BIT Inspections and You
The Basic Inspection of Terminals (BIT) started in 2013 as a way to regulate commercial motor vehicles to ensure that they are receiving their proper maintenance. The inspections are to determine whether motor carriers are complying with Motor Carrier Safety regulations.
If you’re curious if your vehicle is subject to a BIT inspection, please check the following from the California Vehicle Code (CVC) Section 34504.12(a):
- Any motortruck of three or more axles that are more than 10,000 pounds Gross Vehicle Weight Rating (GVWR).
• Truck tractors.
• Trailers and semitrailers, pole or pipe dollies, auxiliary dollies, and logging dollies used in combination with vehicles listed above. This subdivision does not include camp trailers, trailer coaches, and utility trailers.
• A combination of a motor truck with a GVWR of more than 10,000 pounds, while towing any trailer listed above, which exceeds 40 feet in length when coupled together. Combinations which include a pickup truck as defined in Section 471 CVC or which are never operated in commercial use are excluded.
• A commercial motor vehicle with a GVWR of more than 26,000 pounds or a commercial motor vehicle of any GVWR towing trailers listed above with a GVWR of more than 10,000 pounds, except combinations including camp trailers, trailer coaches, or utility trailers.
• A vehicle, or a combination of vehicles, transporting hazardous materials for which the display of placards, a California hazardous materials transportation license, or a California hazardous waste transporter registration is required.
• Any other motortruck not specified above that is regulated by the Department of Motor Vehicles (DMV) Motor Carrier Permit (MCP), Public Utilities Commission (PUC), or FMCSA.
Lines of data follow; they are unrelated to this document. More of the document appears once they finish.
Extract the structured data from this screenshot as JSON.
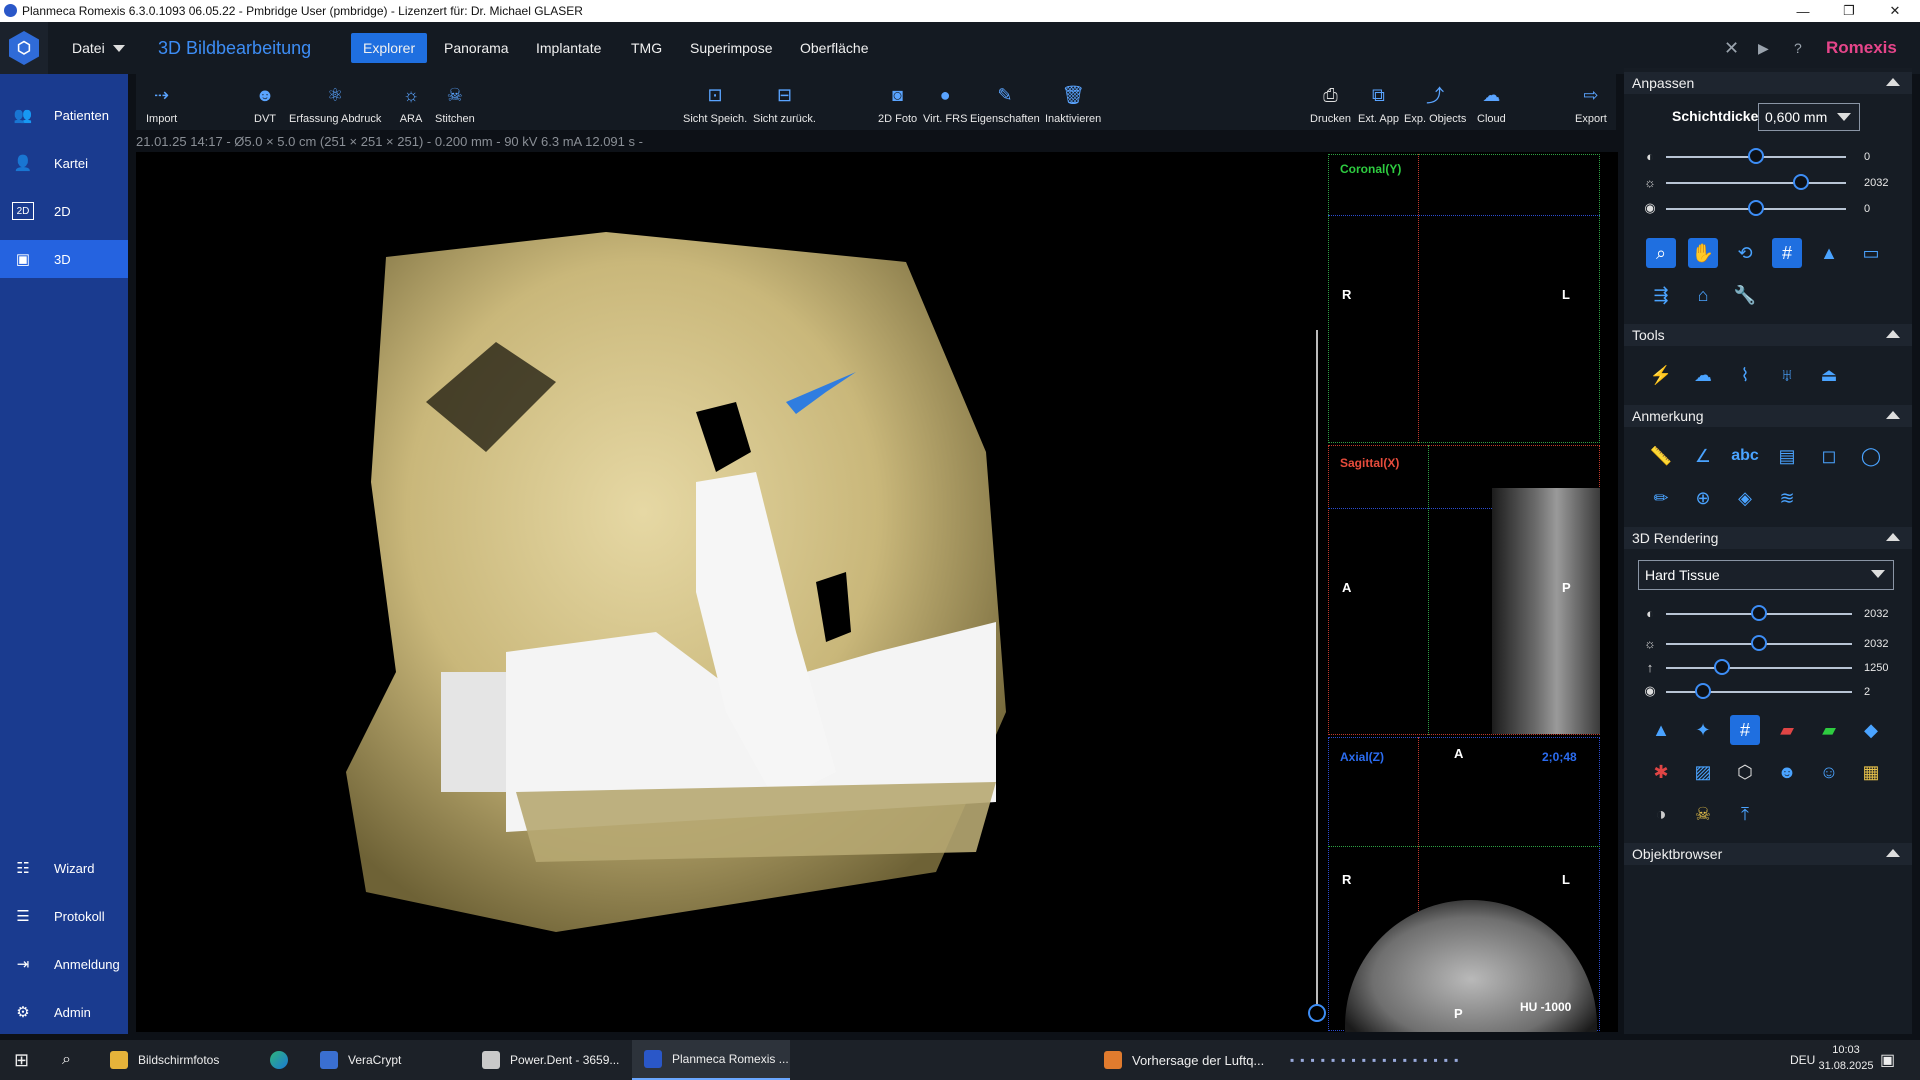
{
  "window": {
    "title": "Planmeca Romexis 6.3.0.1093 06.05.22 - Pmbridge User (pmbridge) - Lizenzert für: Dr. Michael GLASER"
  },
  "menubar": {
    "file_label": "Datei",
    "app_title": "3D Bildbearbeitung",
    "tabs": [
      {
        "label": "Explorer",
        "active": true
      },
      {
        "label": "Panorama",
        "active": false
      },
      {
        "label": "Implantate",
        "active": false
      },
      {
        "label": "TMG",
        "active": false
      },
      {
        "label": "Superimpose",
        "active": false
      },
      {
        "label": "Oberfläche",
        "active": false
      }
    ],
    "brand": "Romexis"
  },
  "sidebar": {
    "items": [
      {
        "label": "Patienten",
        "icon": "patients-icon"
      },
      {
        "label": "Kartei",
        "icon": "person-icon"
      },
      {
        "label": "2D",
        "icon": "2d-icon"
      },
      {
        "label": "3D",
        "icon": "3d-icon",
        "active": true
      }
    ],
    "bottom_items": [
      {
        "label": "Wizard",
        "icon": "wizard-icon"
      },
      {
        "label": "Protokoll",
        "icon": "protocol-icon"
      },
      {
        "label": "Anmeldung",
        "icon": "login-icon"
      },
      {
        "label": "Admin",
        "icon": "admin-icon"
      }
    ]
  },
  "toolbar": {
    "buttons": [
      {
        "label": "Import",
        "icon": "import-icon"
      },
      {
        "label": "DVT",
        "icon": "dvt-icon"
      },
      {
        "label": "Erfassung Abdruck",
        "icon": "impression-icon"
      },
      {
        "label": "ARA",
        "icon": "ara-icon"
      },
      {
        "label": "Stitchen",
        "icon": "stitch-icon"
      },
      {
        "label": "Sicht Speich.",
        "icon": "save-view-icon"
      },
      {
        "label": "Sicht zurück.",
        "icon": "restore-view-icon"
      },
      {
        "label": "2D Foto",
        "icon": "camera-icon"
      },
      {
        "label": "Virt. FRS",
        "icon": "virtual-frs-icon"
      },
      {
        "label": "Eigenschaften",
        "icon": "properties-icon"
      },
      {
        "label": "Inaktivieren",
        "icon": "deactivate-icon"
      },
      {
        "label": "Drucken",
        "icon": "print-icon"
      },
      {
        "label": "Ext. App",
        "icon": "external-app-icon"
      },
      {
        "label": "Exp. Objects",
        "icon": "export-objects-icon"
      },
      {
        "label": "Cloud",
        "icon": "cloud-icon"
      },
      {
        "label": "Export",
        "icon": "export-icon"
      }
    ]
  },
  "info_strip": "21.01.25 14:17 - Ø5.0 × 5.0 cm (251 × 251 × 251) - 0.200 mm - 90 kV 6.3 mA 12.091 s -",
  "views": {
    "coronal": {
      "label": "Coronal(Y)",
      "left": "R",
      "right": "L"
    },
    "sagittal": {
      "label": "Sagittal(X)",
      "left": "A",
      "right": "P"
    },
    "axial": {
      "label": "Axial(Z)",
      "top": "A",
      "coords": "2;0;48",
      "left": "R",
      "right": "L",
      "bottom": "P",
      "hu": "HU -1000"
    }
  },
  "panel": {
    "anpassen": {
      "title": "Anpassen",
      "schichtdicke_label": "Schichtdicke",
      "schichtdicke_value": "0,600 mm",
      "sliders": [
        {
          "icon": "contrast-icon",
          "value": "0",
          "level": 0.5
        },
        {
          "icon": "brightness-icon",
          "value": "2032",
          "level": 0.75
        },
        {
          "icon": "gamma-icon",
          "value": "0",
          "level": 0.5
        }
      ]
    },
    "tools": {
      "title": "Tools"
    },
    "anmerkung": {
      "title": "Anmerkung",
      "text_tool": "abc"
    },
    "rendering": {
      "title": "3D Rendering",
      "preset": "Hard Tissue",
      "sliders": [
        {
          "icon": "contrast-icon",
          "value": "2032",
          "level": 0.5
        },
        {
          "icon": "brightness-icon",
          "value": "2032",
          "level": 0.5
        },
        {
          "icon": "threshold-icon",
          "value": "1250",
          "level": 0.3
        },
        {
          "icon": "opacity-icon",
          "value": "2",
          "level": 0.2
        }
      ]
    },
    "objektbrowser": {
      "title": "Objektbrowser"
    }
  },
  "taskbar": {
    "items": [
      {
        "label": "Bildschirmfotos"
      },
      {
        "label": "VeraCrypt"
      },
      {
        "label": "Power.Dent - 3659..."
      },
      {
        "label": "Planmeca Romexis ..."
      }
    ],
    "weather": "Vorhersage der Luftq...",
    "language": "DEU",
    "time": "10:03",
    "date": "31.08.2025"
  }
}
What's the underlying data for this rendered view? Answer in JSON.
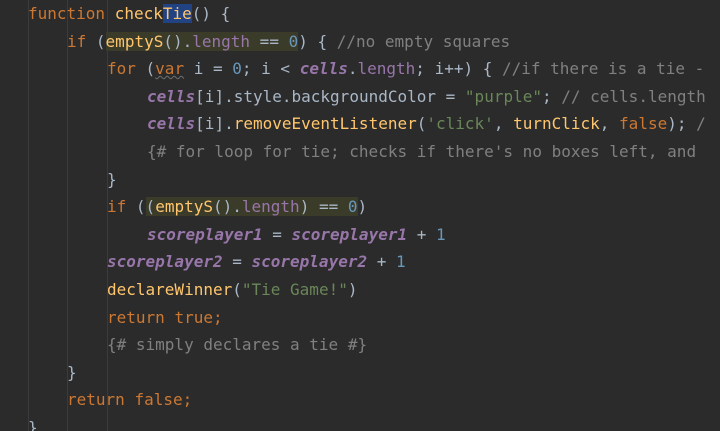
{
  "code": {
    "lines": [
      {
        "tokens": [
          {
            "t": "function ",
            "c": "kw"
          },
          {
            "t": "check",
            "c": "fn"
          },
          {
            "t": "Tie",
            "c": "fn hlsel"
          },
          {
            "t": "() {",
            "c": "pl"
          }
        ]
      },
      {
        "tokens": [
          {
            "t": "if ",
            "c": "kw"
          },
          {
            "t": "(",
            "c": "pl"
          },
          {
            "t": "emptyS",
            "c": "fn hl"
          },
          {
            "t": "().",
            "c": "pl hl"
          },
          {
            "t": "length",
            "c": "fld hl"
          },
          {
            "t": " == ",
            "c": "pl hl"
          },
          {
            "t": "0",
            "c": "num hl"
          },
          {
            "t": ") { ",
            "c": "pl"
          },
          {
            "t": "//no empty squares",
            "c": "cm"
          }
        ]
      },
      {
        "tokens": [
          {
            "t": "for ",
            "c": "kw"
          },
          {
            "t": "(",
            "c": "pl"
          },
          {
            "t": "var",
            "c": "kw squig"
          },
          {
            "t": " i = ",
            "c": "pl"
          },
          {
            "t": "0",
            "c": "num"
          },
          {
            "t": "; i < ",
            "c": "pl"
          },
          {
            "t": "cells",
            "c": "var"
          },
          {
            "t": ".",
            "c": "pl"
          },
          {
            "t": "length",
            "c": "fld"
          },
          {
            "t": "; i++) { ",
            "c": "pl"
          },
          {
            "t": "//if there is a tie -",
            "c": "cm"
          }
        ]
      },
      {
        "tokens": [
          {
            "t": "cells",
            "c": "var"
          },
          {
            "t": "[i].",
            "c": "pl"
          },
          {
            "t": "style",
            "c": "pl"
          },
          {
            "t": ".",
            "c": "pl"
          },
          {
            "t": "backgroundColor",
            "c": "pl"
          },
          {
            "t": " = ",
            "c": "pl"
          },
          {
            "t": "\"purple\"",
            "c": "str"
          },
          {
            "t": "; ",
            "c": "pl"
          },
          {
            "t": "// cells.length",
            "c": "cm"
          }
        ]
      },
      {
        "tokens": [
          {
            "t": "cells",
            "c": "var"
          },
          {
            "t": "[i].",
            "c": "pl"
          },
          {
            "t": "removeEventListener",
            "c": "fn"
          },
          {
            "t": "(",
            "c": "pl"
          },
          {
            "t": "'click'",
            "c": "str"
          },
          {
            "t": ", ",
            "c": "pl"
          },
          {
            "t": "turnClick",
            "c": "fn"
          },
          {
            "t": ", ",
            "c": "pl"
          },
          {
            "t": "false",
            "c": "kw"
          },
          {
            "t": "); ",
            "c": "pl"
          },
          {
            "t": "/",
            "c": "cm"
          }
        ]
      },
      {
        "tokens": [
          {
            "t": "{# for loop for tie; checks if there's no boxes left, and",
            "c": "cm"
          }
        ]
      },
      {
        "tokens": [
          {
            "t": "}",
            "c": "pl"
          }
        ]
      },
      {
        "tokens": [
          {
            "t": "if ",
            "c": "kw"
          },
          {
            "t": "(",
            "c": "pl"
          },
          {
            "t": "(",
            "c": "pl hl"
          },
          {
            "t": "emptyS",
            "c": "fn hl"
          },
          {
            "t": "().",
            "c": "pl hl"
          },
          {
            "t": "length",
            "c": "fld hl"
          },
          {
            "t": ") == ",
            "c": "pl hl"
          },
          {
            "t": "0",
            "c": "num hl"
          },
          {
            "t": ")",
            "c": "pl"
          }
        ]
      },
      {
        "tokens": [
          {
            "t": "scoreplayer1",
            "c": "var"
          },
          {
            "t": " = ",
            "c": "pl"
          },
          {
            "t": "scoreplayer1",
            "c": "var"
          },
          {
            "t": " + ",
            "c": "pl"
          },
          {
            "t": "1",
            "c": "num"
          }
        ]
      },
      {
        "tokens": [
          {
            "t": "scoreplayer2",
            "c": "var"
          },
          {
            "t": " = ",
            "c": "pl"
          },
          {
            "t": "scoreplayer2",
            "c": "var"
          },
          {
            "t": " + ",
            "c": "pl"
          },
          {
            "t": "1",
            "c": "num"
          }
        ]
      },
      {
        "tokens": [
          {
            "t": "declareWinner",
            "c": "fn"
          },
          {
            "t": "(",
            "c": "pl"
          },
          {
            "t": "\"Tie Game!\"",
            "c": "str"
          },
          {
            "t": ")",
            "c": "pl"
          }
        ]
      },
      {
        "tokens": [
          {
            "t": "return ",
            "c": "kw"
          },
          {
            "t": "true",
            "c": "kw"
          },
          {
            "t": ";",
            "c": "kw"
          }
        ]
      },
      {
        "tokens": [
          {
            "t": "{# simply declares a tie #}",
            "c": "cm"
          }
        ]
      },
      {
        "tokens": [
          {
            "t": "}",
            "c": "pl"
          }
        ]
      },
      {
        "tokens": [
          {
            "t": "return ",
            "c": "kw"
          },
          {
            "t": "false",
            "c": "kw"
          },
          {
            "t": ";",
            "c": "kw"
          }
        ]
      },
      {
        "tokens": [
          {
            "t": "}",
            "c": "pl"
          }
        ]
      }
    ]
  },
  "colors": {
    "background": "#2b2b2b",
    "keyword": "#cc7832",
    "function": "#ffc66d",
    "variable": "#9876aa",
    "string": "#6a8759",
    "number": "#6897bb",
    "comment": "#808080",
    "plain": "#a9b7c6"
  }
}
Carriers must ensure each regulated vehicle is inspected at least every 90 days, or more often if necessary to ensure safe operation. Vehicle inspections must be documented and retained for at least two years. At a minimum, the following items must be inspected:
- Brake adjustment.
• Brake system components and leaks.
• Steering and suspension systems.
• Tires and wheels.
• Vehicle connecting devices.
At a minimum, each periodic inspection report must include:
- Identification of the vehicle, including make, model, license number, company vehicle number, or other means of positive identification.
• Date and nature of each inspection and any repair performed.
• Signature of the motor carrier’s authorized representative attesting to the inspection and to the completion of all required repairs.
There are a few exceptions though!
Vehicles that display special identification plates; historical vehicles; implements of husbandry; farm vehicles; vehicles used only incidentally on the highway; motor vehicles not designed, used, or maintained primarily for the transportation of property; firefighting apparatus; and vehicles owned or operated by an agency of the federal government.